Die Slawen, die ursprünglich kein Königtum kannten, adaptierten seinen Namen für ihren Königstitel: So wie aus Caesar der „Kaiser“ wurde, wie Augustus zum Bestandteil des Kaiser- und Königstitels wurde, so eben Karl zu Krol. Jüdische Geschichtsschreiber des Mittelalters erkannten in diesem König den Förderer und Schirmherrn der Ihren. Zahlreiche Adelsfamilien beriefen sich auf Karl als ihren Vorfahren. Die Sage bemächtigte sich seiner. Über einhundert Beispiele sind allein aus Deutschland registriert – so viele wie von keinem zweiten Herrscher, um zunächst von den französischen Legenden und „Chansons de geste“, den französischsprachigen Karlsdichtungen des hohen Mittelalters, zu schweigen, wo er zum Stifter des Rittertums und zum gesegneten Kreuzritter avancierte.

„Von Karl dem Großen vernahmen wir manches Mährchenhafte“, so erinnerte sich Goethe, „aber das Historisch-Interessante für uns fing erst mit Rudolf von Habsburg an, der durch seine Mannheit so großen Verwirrungen ein Ende gemacht“.1 Sagen und Märchen hatten die Geschichte überwuchert. In der Tat, „gigantische Kräfte“ attestierte bereits der Marschall des Kaisers Otto IV., Gervasius vonTilbury, um 1200 seinem Karl;2 und bald kursierte auch die Geschichte vom „eisernen Karl“, welche die Brüder Grimm in ihre „Deutschen Sagen“ aufgenommen haben. Dieser „Karl war kühn, schön, gnädig, selig, demütig, stet, löblich und furchtlos“, ein wahrer Prachtkerl. Karls Wiederkehr am Ende der Zeiten wurde prophezeit; und selbst die magische Welt der Zauberer und Hexenmeister mochte auf ihn nicht verzichten. Himmelsbrief und Karlssegen gingen in Zauberbücher ein. Kaiser Karls Gebet schützte gegen Feuer und Wasser, Diebe und Räuber, Gespenster, böse Geister und gegen den Teufel selbst.

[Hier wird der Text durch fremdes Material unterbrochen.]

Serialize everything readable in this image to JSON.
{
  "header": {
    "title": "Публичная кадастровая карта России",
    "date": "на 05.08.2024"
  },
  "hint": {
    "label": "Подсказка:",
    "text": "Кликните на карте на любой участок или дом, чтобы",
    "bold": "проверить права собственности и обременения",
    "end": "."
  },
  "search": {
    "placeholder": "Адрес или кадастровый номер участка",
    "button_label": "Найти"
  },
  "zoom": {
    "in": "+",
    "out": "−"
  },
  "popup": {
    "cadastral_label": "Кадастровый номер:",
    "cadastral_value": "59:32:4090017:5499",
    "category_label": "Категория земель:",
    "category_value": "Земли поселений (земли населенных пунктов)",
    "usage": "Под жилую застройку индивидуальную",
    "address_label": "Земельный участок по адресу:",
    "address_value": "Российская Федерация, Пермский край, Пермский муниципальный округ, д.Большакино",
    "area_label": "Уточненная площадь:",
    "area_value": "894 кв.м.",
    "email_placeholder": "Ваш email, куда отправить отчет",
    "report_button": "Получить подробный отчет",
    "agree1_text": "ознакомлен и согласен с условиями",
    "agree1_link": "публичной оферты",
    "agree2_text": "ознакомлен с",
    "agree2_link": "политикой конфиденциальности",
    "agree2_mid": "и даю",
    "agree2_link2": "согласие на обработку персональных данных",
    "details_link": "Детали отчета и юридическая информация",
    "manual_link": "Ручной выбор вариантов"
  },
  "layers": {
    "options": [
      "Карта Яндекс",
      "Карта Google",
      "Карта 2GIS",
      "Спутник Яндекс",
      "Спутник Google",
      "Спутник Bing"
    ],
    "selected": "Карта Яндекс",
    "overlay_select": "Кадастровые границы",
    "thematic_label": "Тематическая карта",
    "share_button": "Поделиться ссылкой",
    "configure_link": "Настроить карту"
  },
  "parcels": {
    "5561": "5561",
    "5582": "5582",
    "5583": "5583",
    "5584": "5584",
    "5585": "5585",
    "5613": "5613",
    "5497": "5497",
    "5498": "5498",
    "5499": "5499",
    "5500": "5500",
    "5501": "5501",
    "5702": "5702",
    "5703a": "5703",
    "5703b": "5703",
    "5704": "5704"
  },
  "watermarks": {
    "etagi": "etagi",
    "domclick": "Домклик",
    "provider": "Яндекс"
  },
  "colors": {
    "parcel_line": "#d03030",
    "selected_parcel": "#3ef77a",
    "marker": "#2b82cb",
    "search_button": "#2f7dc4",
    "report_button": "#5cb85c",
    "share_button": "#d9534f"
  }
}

Wirklichkeit und Mythos flossen so im Karlsgedenken in eins und verschafften ihrem Heros eine posthume Wirkung, die jener zu Lebzeiten in keiner Weise nachstand. Wirklichkeit war auch sie, Wirklichkeit freilich auf einer anderen Ebene als der des verflossenen Lebens. Sie formte sich kontinuierlich aus und um und beherrschte durch Jahrhunderte die Vorstellungswelten, wirkte auf politische und soziale Ordnungsmuster, verlieh dem Handeln und den Zielsetzungen Gestalt und Richtung. Wie und warum war das möglich geworden? Was zeichnete diesen König und Kaiser und sein Nachleben aus? Was überhaupt wissen wir von ihm und seinen Taten? Nur vor dem Hintergrund seines realen Lebens wird sein heroisches Nachleben verständlich.


Karl der Große Skulptur von Hans Multscher, um 1427/30; Ulm, Rathaus

Dazu gehe ich in drei Schritten vor: Erstens gebe ich einen Überblick über Karls Leistungen; zweitens sind Beobachtungen zu Gedächtnis und Erinnern am Platze, da die Mythisierung, über die ich zu handeln habe, eine Erinnerungsfigur ist; drittens folgen Aspekte eben dieser Mythisierung auf drei Ebenen: auf derjenigen des Herrschers, derjenigen des Heiligen, sowie, wenn auch knapp, jener des Heros der Dichter und Literaten. Ich vergleiche dazu jeweils die Entwicklung im Westen und Osten des einstigen Karlsreiches zunächst im früheren, dann im hohen und späteren Mittelalter. Der Untersuchungszeitraum endet mit dem 15. Jahrhundert. Doch kann vieles nur angedeutet werden.